Soğukla birlikte kalbi besleyen damarlarda spazma yatkınlık oluştuğunu belirten Kardiyoloji uzmanı öğretim üyesi Dr. İsmail Ateş, bu dönemde kan akışkanlığında değişmeler meydana geldiğini söyledi. Kış aylarında özellikle üst solunum yolları enfeksiyonlarının kalp krizi riskini artırdığını vurgulayan Ateş, geçirilen enfeksiyonun hemen tedavi edilmesi gerektiğini anlattı. Ateş, araştırmalara göre koruyucu aşı yaptırmanın kalp krizi riskini azalttığını söyledi.

"KIŞ AYLARINDA HASTA SAYISI 25-30'A ÇIKIYOR"

Normal aylarda 112 Acil Servis ile hastaneye 10- 15 hasta geldiğini belirten İsmail Ateş, kış aylarında hasta sayısının 25- 30'a çıktığını anlattı. Hipertansiyon, kolesterol yüksekliği, diyabet, obezite ve genetik kalp rahatsızlığı olan kişilerin bu dönemde kendilerini soğuğa karşı koruması gerektiğini vurgulayan Ateş, "Bu tip hastaların soğuk havalarda özellikle göğüslerini sıcak tutmalarını, grip gibi bulaşıcı hastalıklar başlamadan önce mümkünse aşılarını yaptırmalarını tavsiye ediyoruz. Herhangi bir enfeksiyon hastalıkla karşılaştıkları takdirde hemen kendilerini tedavi ettirmelerini öneriyorum.

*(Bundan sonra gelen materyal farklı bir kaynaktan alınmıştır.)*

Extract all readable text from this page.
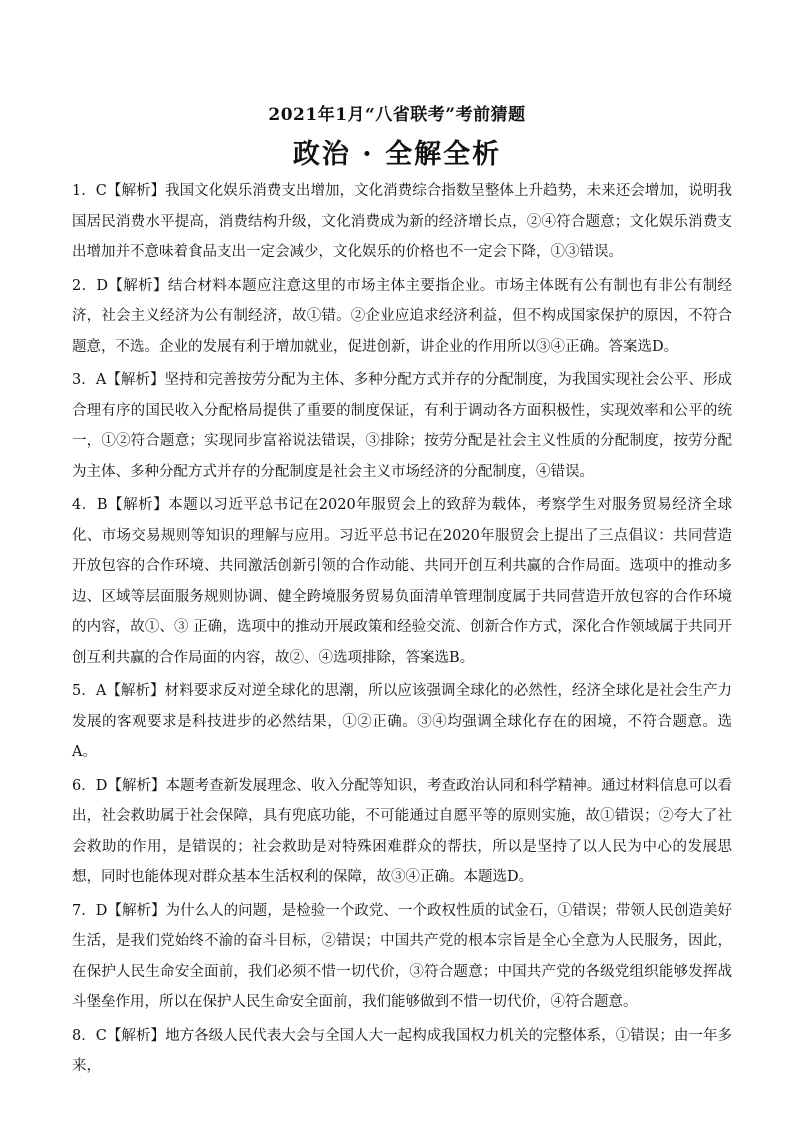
2021年1月“八省联考”考前猜题
政治 · 全解全析

1．C【解析】我国文化娱乐消费支出增加，文化消费综合指数呈整体上升趋势，未来还会增加，说明我国居民消费水平提高，消费结构升级，文化消费成为新的经济增长点，②④符合题意；文化娱乐消费支出增加并不意味着食品支出一定会减少，文化娱乐的价格也不一定会下降，①③错误。

2．D【解析】结合材料本题应注意这里的市场主体主要指企业。市场主体既有公有制也有非公有制经济，社会主义经济为公有制经济，故①错。②企业应追求经济利益，但不构成国家保护的原因，不符合题意，不选。企业的发展有利于增加就业，促进创新，讲企业的作用所以③④正确。答案选D。

3．A【解析】坚持和完善按劳分配为主体、多种分配方式并存的分配制度，为我国实现社会公平、形成合理有序的国民收入分配格局提供了重要的制度保证，有利于调动各方面积极性，实现效率和公平的统一，①②符合题意；实现同步富裕说法错误，③排除；按劳分配是社会主义性质的分配制度，按劳分配为主体、多种分配方式并存的分配制度是社会主义市场经济的分配制度，④错误。

4．B【解析】本题以习近平总书记在2020年服贸会上的致辞为载体，考察学生对服务贸易经济全球化、市场交易规则等知识的理解与应用。习近平总书记在2020年服贸会上提出了三点倡议：共同营造开放包容的合作环境、共同激活创新引领的合作动能、共同开创互利共赢的合作局面。选项中的推动多边、区域等层面服务规则协调、健全跨境服务贸易负面清单管理制度属于共同营造开放包容的合作环境的内容，故①、③ 正确，选项中的推动开展政策和经验交流、创新合作方式，深化合作领域属于共同开创互利共赢的合作局面的内容，故②、④选项排除，答案选B。

5．A【解析】材料要求反对逆全球化的思潮，所以应该强调全球化的必然性，经济全球化是社会生产力发展的客观要求是科技进步的必然结果，①②正确。③④均强调全球化存在的困境，不符合题意。选A。

6．D【解析】本题考查新发展理念、收入分配等知识，考查政治认同和科学精神。通过材料信息可以看出，社会救助属于社会保障，具有兜底功能，不可能通过自愿平等的原则实施，故①错误；②夸大了社会救助的作用，是错误的；社会救助是对特殊困难群众的帮扶，所以是坚持了以人民为中心的发展思想，同时也能体现对群众基本生活权利的保障，故③④正确。本题选D。

7．D【解析】为什么人的问题，是检验一个政党、一个政权性质的试金石，①错误；带领人民创造美好生活，是我们党始终不渝的奋斗目标，②错误；中国共产党的根本宗旨是全心全意为人民服务，因此，在保护人民生命安全面前，我们必须不惜一切代价，③符合题意；中国共产党的各级党组织能够发挥战斗堡垒作用，所以在保护人民生命安全面前，我们能够做到不惜一切代价，④符合题意。

8．C【解析】地方各级人民代表大会与全国人大一起构成我国权力机关的完整体系，①错误；由一年多来，
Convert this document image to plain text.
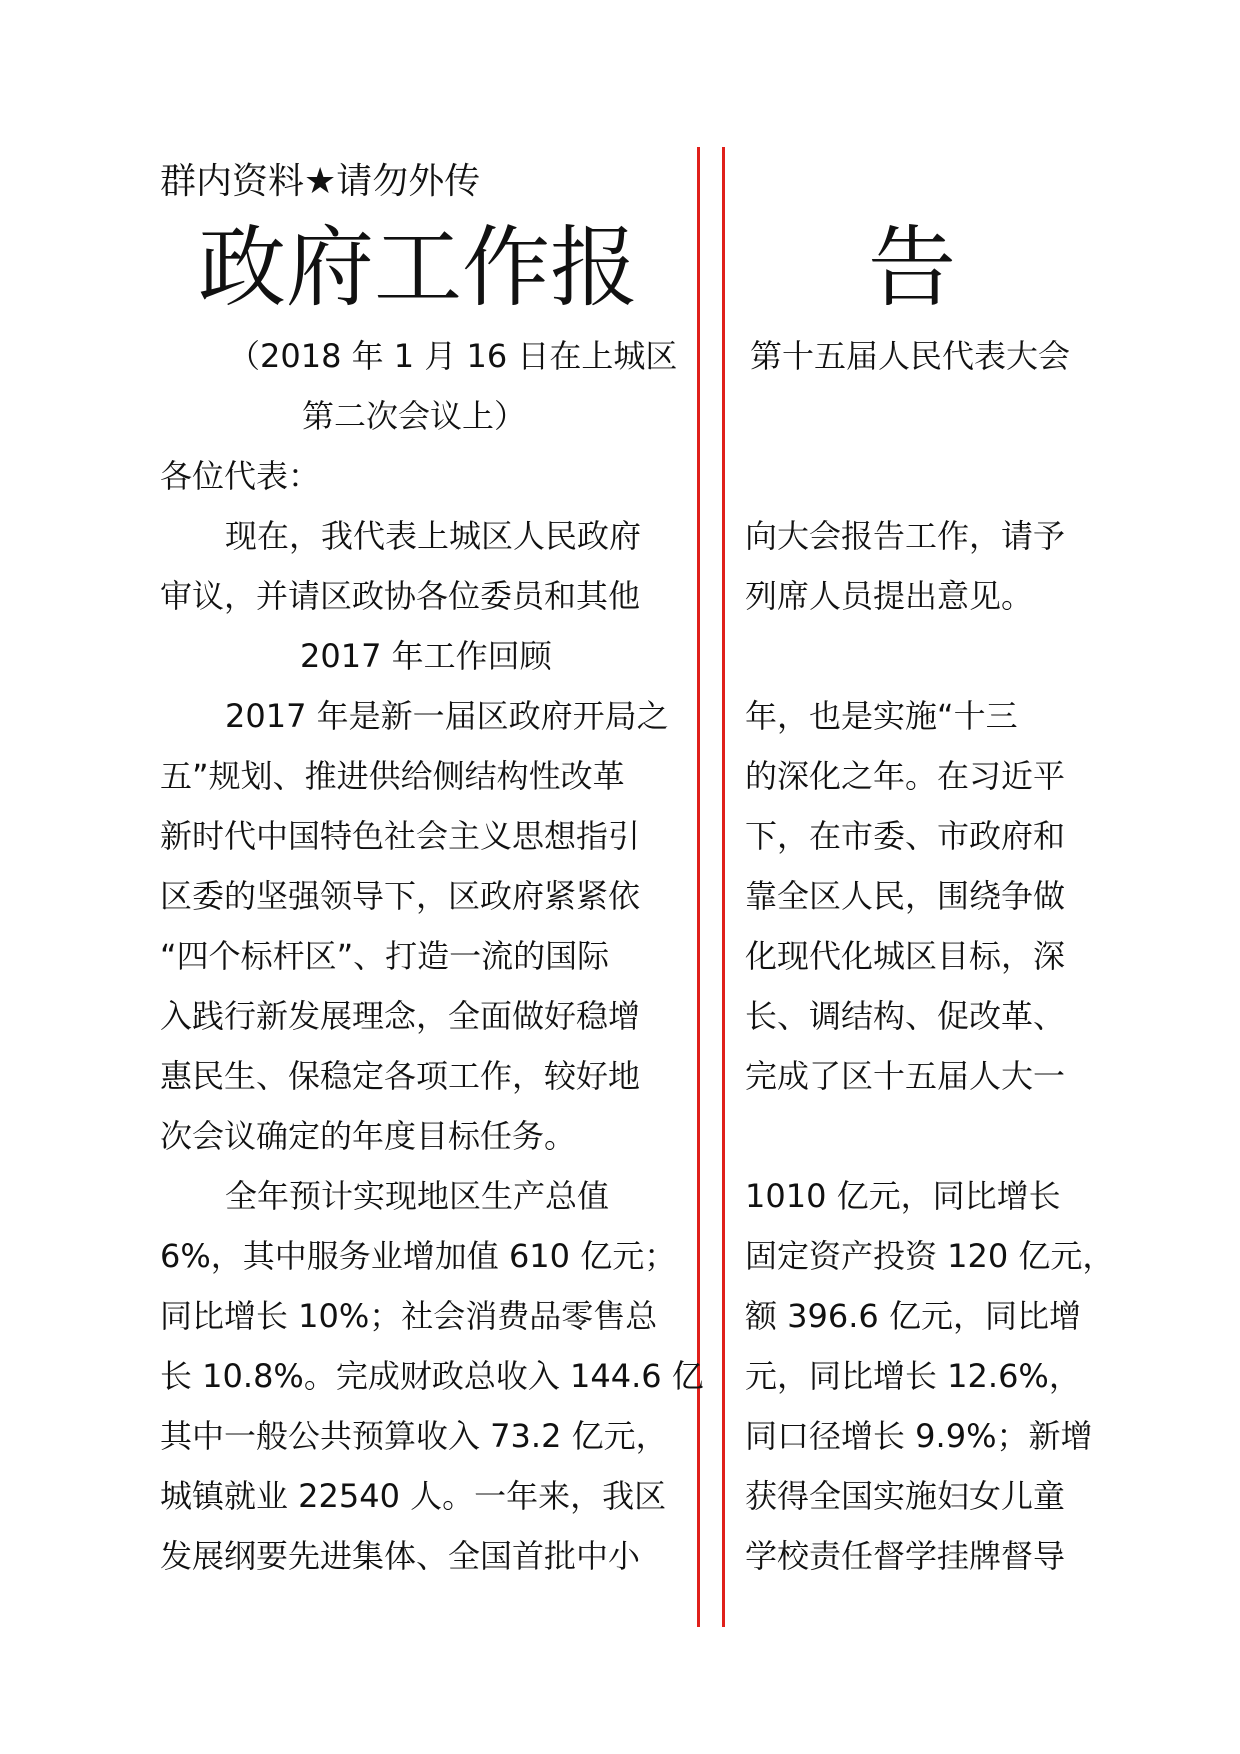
群内资料★请勿外传
政府工作报	告
（2018 年 1 月 16 日在上城区 第十五届人民代表大会
第二次会议上）
各位代表：
现在，我代表上城区人民政府
审议，并请区政协各位委员和其他
向大会报告工作，请予
列席人员提出意见。
2017 年工作回顾
2017 年是新一届区政府开局之
五”规划、推进供给侧结构性改革
新时代中国特色社会主义思想指引
区委的坚强领导下，区政府紧紧依
“四个标杆区”、打造一流的国际
入践行新发展理念，全面做好稳增
惠民生、保稳定各项工作，较好地
次会议确定的年度目标任务。
年，也是实施“十三
的深化之年。在习近平
下，在市委、市政府和
靠全区人民，围绕争做
化现代化城区目标，深
长、调结构、促改革、
完成了区十五届人大一
全年预计实现地区生产总值
6%，其中服务业增加值 610 亿元；
同比增长 10%；社会消费品零售总
长 10.8%。完成财政总收入 144.6 亿
其中一般公共预算收入 73.2 亿元，
城镇就业 22540 人。一年来，我区
发展纲要先进集体、全国首批中小
1010 亿元，同比增长
固定资产投资 120 亿元，
额 396.6 亿元，同比增
元，同比增长 12.6%，
同口径增长 9.9%；新增
获得全国实施妇女儿童
学校责任督学挂牌督导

Çünkü enfeksiyon geçirdiği süreçte damarlarda krizi artırıcı birtakım değişiklikler oluyor. Dolayısıyla enfeksiyonun önlenmesi kalp krizi riskini azaltmış oluyor" diye konuştu.

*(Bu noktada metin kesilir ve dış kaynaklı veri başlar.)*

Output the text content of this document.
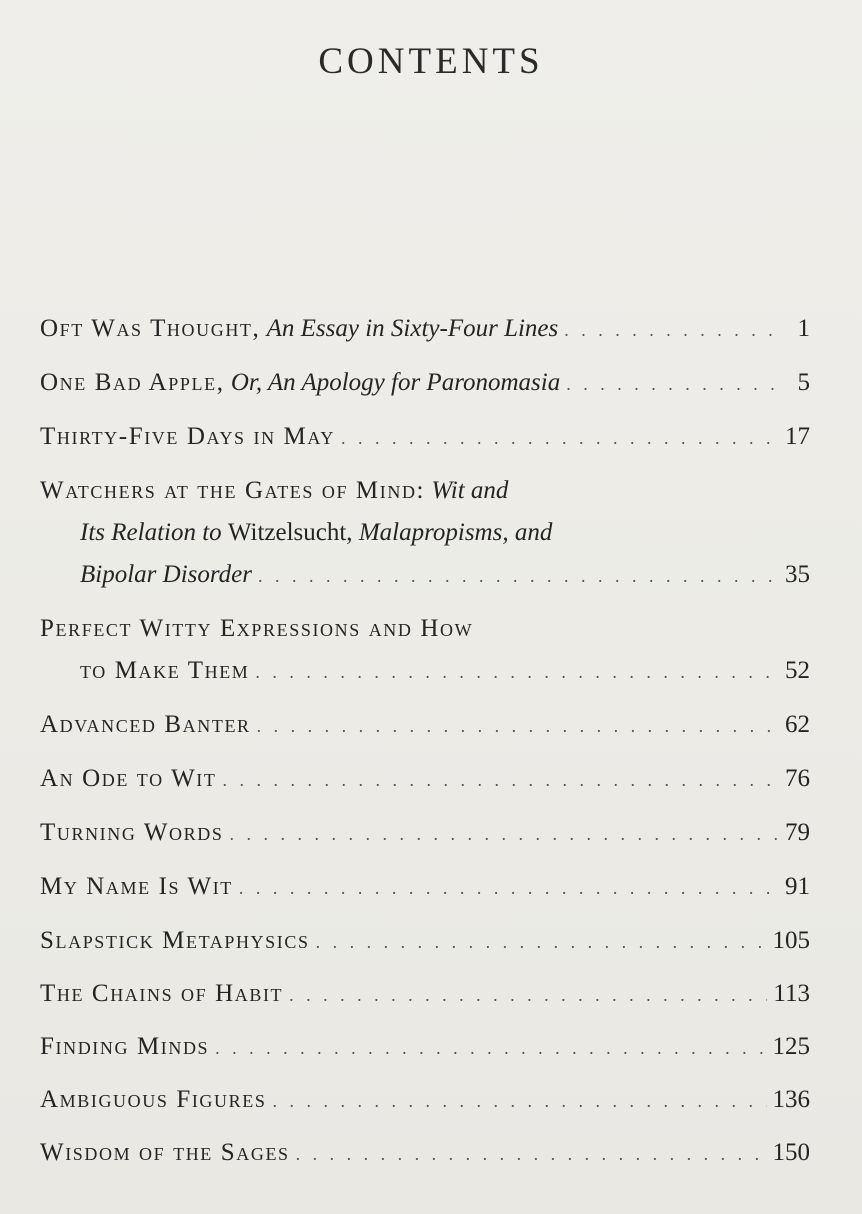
CONTENTS
Oft Was Thought,
An Essay in Sixty-Four Lines . . .	1
One Bad Apple,
Or, An Apology for Paronomasia . . .	5
Thirty-Five Days in May . . .	17
Watchers at the Gates of Mind:
Wit and
Its Relation to
Witzelsucht,
Malapropisms, and
Bipolar Disorder . . .	35
Perfect Witty Expressions and How
to Make Them . . .	52
Advanced Banter . . .	62
An Ode to Wit . . .	76
Turning Words . . .	79
My Name Is Wit . . .	91
Slapstick Metaphysics . . .	105
The Chains of Habit . . .	113
Finding Minds . . .	125
Ambiguous Figures . . .	136
Wisdom of the Sages . . .	150
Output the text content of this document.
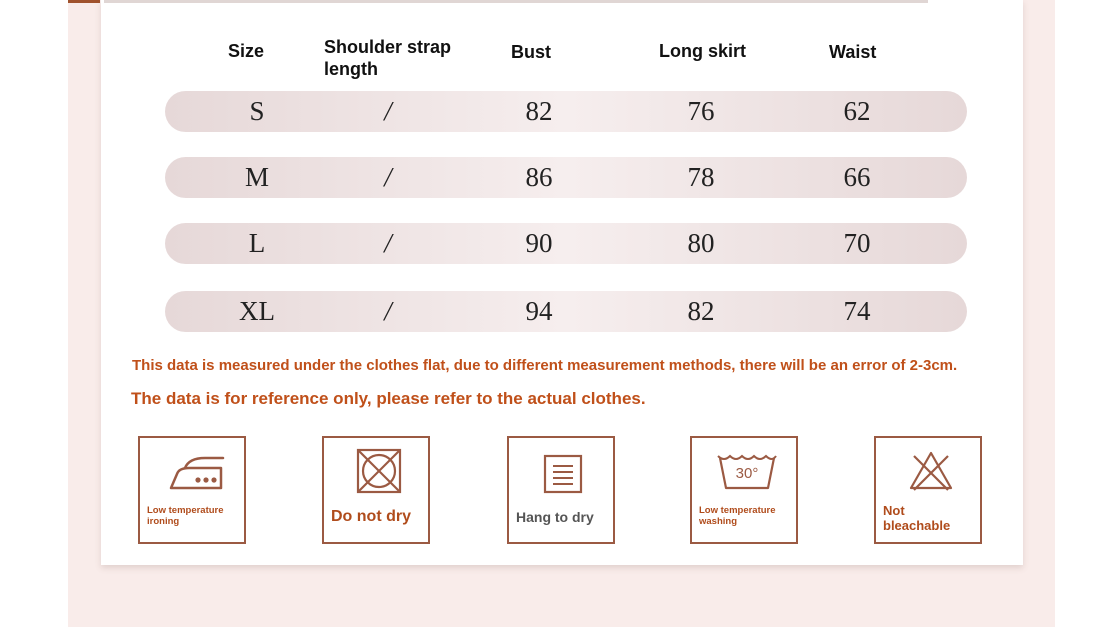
Size	Shoulder strap
length
Bust	Long skirt	Waist
S	/	82	76	62
M	/	86	78	66
L	/	90	80	70
XL	/	94	82	74
This data is measured under the clothes flat, due to different measurement methods, there will be an error of 2-3cm.
The data is for reference only, please refer to the actual clothes.
Low temperature
ironing	Do not dry	Hang to dry
30°
Low temperature
washing
Not
bleachable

Sadece yaşın kalp krizi riskini belirlemediğini anlatan Ateş, "70-80 yaş üzeri daha önemli. Bu tip hastalar enfeksiyonları daha ağır geçiriyor, bu da kalp krizi riskini artırıyor. Koroner kalp hastalarında ise 40 yaş üzeri risk başlıyor. Kadınlarda ise genellikle menopozdan sonra kalp krizi riski artıyor" dedi.

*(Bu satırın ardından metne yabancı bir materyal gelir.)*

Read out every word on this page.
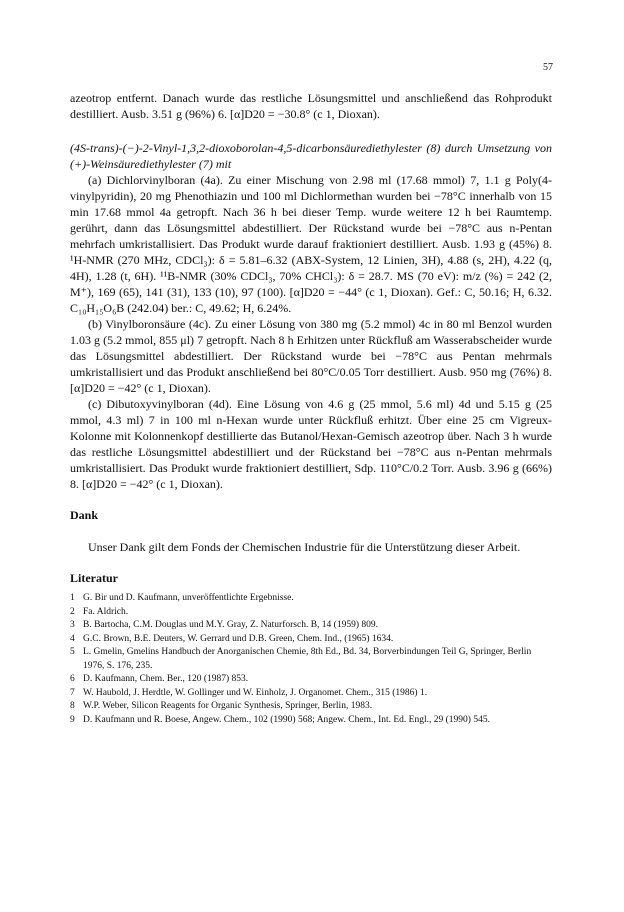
57

azeotrop entfernt. Danach wurde das restliche Lösungsmittel und anschließend das Rohprodukt destilliert. Ausb. 3.51 g (96%) 6. [α]D20 = −30.8° (c 1, Dioxan).

(4S-trans)-(−)-2-Vinyl-1,3,2-dioxoborolan-4,5-dicarbonsäurediethylester (8) durch Umsetzung von (+)-Weinsäurediethylester (7) mit

(a) Dichlorvinylboran (4a). Zu einer Mischung von 2.98 ml (17.68 mmol) 7, 1.1 g Poly(4-vinylpyridin), 20 mg Phenothiazin und 100 ml Dichlormethan wurden bei −78°C innerhalb von 15 min 17.68 mmol 4a getropft. Nach 36 h bei dieser Temp. wurde weitere 12 h bei Raumtemp. gerührt, dann das Lösungsmittel abdestilliert. Der Rückstand wurde bei −78°C aus n-Pentan mehrfach umkristallisiert. Das Produkt wurde darauf fraktioniert destilliert. Ausb. 1.93 g (45%) 8. ¹H-NMR (270 MHz, CDCl₃): δ = 5.81–6.32 (ABX-System, 12 Linien, 3H), 4.88 (s, 2H), 4.22 (q, 4H), 1.28 (t, 6H). ¹¹B-NMR (30% CDCl₃, 70% CHCl₃): δ = 28.7. MS (70 eV): m/z (%) = 242 (2, M⁺), 169 (65), 141 (31), 133 (10), 97 (100). [α]D20 = −44° (c 1, Dioxan). Gef.: C, 50.16; H, 6.32. C₁₀H₁₅O₆B (242.04) ber.: C, 49.62; H, 6.24%.

(b) Vinylboronsäure (4c). Zu einer Lösung von 380 mg (5.2 mmol) 4c in 80 ml Benzol wurden 1.03 g (5.2 mmol, 855 μl) 7 getropft. Nach 8 h Erhitzen unter Rückfluß am Wasserabscheider wurde das Lösungsmittel abdestilliert. Der Rückstand wurde bei −78°C aus Pentan mehrmals umkristallisiert und das Produkt anschließend bei 80°C/0.05 Torr destilliert. Ausb. 950 mg (76%) 8. [α]D20 = −42° (c 1, Dioxan).

(c) Dibutoxyvinylboran (4d). Eine Lösung von 4.6 g (25 mmol, 5.6 ml) 4d und 5.15 g (25 mmol, 4.3 ml) 7 in 100 ml n-Hexan wurde unter Rückfluß erhitzt. Über eine 25 cm Vigreux-Kolonne mit Kolonnenkopf destillierte das Butanol/Hexan-Gemisch azeotrop über. Nach 3 h wurde das restliche Lösungsmittel abdestilliert und der Rückstand bei −78°C aus n-Pentan mehrmals umkristallisiert. Das Produkt wurde fraktioniert destilliert, Sdp. 110°C/0.2 Torr. Ausb. 3.96 g (66%) 8. [α]D20 = −42° (c 1, Dioxan).

Dank

Unser Dank gilt dem Fonds der Chemischen Industrie für die Unterstützung dieser Arbeit.

Literatur
1 G. Bir und D. Kaufmann, unveröffentlichte Ergebnisse.
2 Fa. Aldrich.
3 B. Bartocha, C.M. Douglas und M.Y. Gray, Z. Naturforsch. B, 14 (1959) 809.
4 G.C. Brown, B.E. Deuters, W. Gerrard und D.B. Green, Chem. Ind., (1965) 1634.
5 L. Gmelin, Gmelins Handbuch der Anorganischen Chemie, 8th Ed., Bd. 34, Borverbindungen Teil G, Springer, Berlin 1976, S. 176, 235.
6 D. Kaufmann, Chem. Ber., 120 (1987) 853.
7 W. Haubold, J. Herdtle, W. Gollinger und W. Einholz, J. Organomet. Chem., 315 (1986) 1.
8 W.P. Weber, Silicon Reagents for Organic Synthesis, Springer, Berlin, 1983.
9 D. Kaufmann und R. Boese, Angew. Chem., 102 (1990) 568; Angew. Chem., Int. Ed. Engl., 29 (1990) 545.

YILDA BİR KEZ KONTROL YAPILMALI

Herkesin sağlık kontrollerini yılda en az 1 kez yaptırması gerektiğini vurgulayan Dr. İsmail Ateş, kalp krizlerinin yüzde 90'ının ciddi olmayan damarlardan kaynaklandığını, öncesinde ise bazen belirti vermediğini belirterek, şunları kaydetti: 

"Örneğin; yüzde 20 tıkalı bir damarın ani yırtılması, riski yüzde 100'e döndürür. Damarların yüzde 20'sinin tıkalı olmasını hasta bilemeyebiliyor. Dolaysıyla kalp krizi geçirmek önceden bilinmiyor. O yüzden önceden sağlık taraması yaptırıp, risk faktörlerini engellemek ve kontrol altına almak gerekiyor. Risk faktörleri olan hastaların en az yılda 1 kez check-up yaptırması gerekiyor. Risk faktörü olan kişilerin yaşamlarını bir düzene koyup, beslenmesine dikkat edip, spor yapması lazım. Bunları yaptıktan sonra da risk sıfır olamaz; fakat normal insanlarla aynı seviyede olur. Ailede genetik kolesterol yüksekliği, şeker, diyabet veya kalp hastalığı olan kişiler en azından 20'li yaşlarda kontrol yaptırmalı. Diğerleri ise en az 30 yaşından sonra 1 kez kontrol ettirmeli. Arkasından çıkacak sonuca göre ne kadar ne sıklıkla kontrole geleceğini söyleyebiliriz."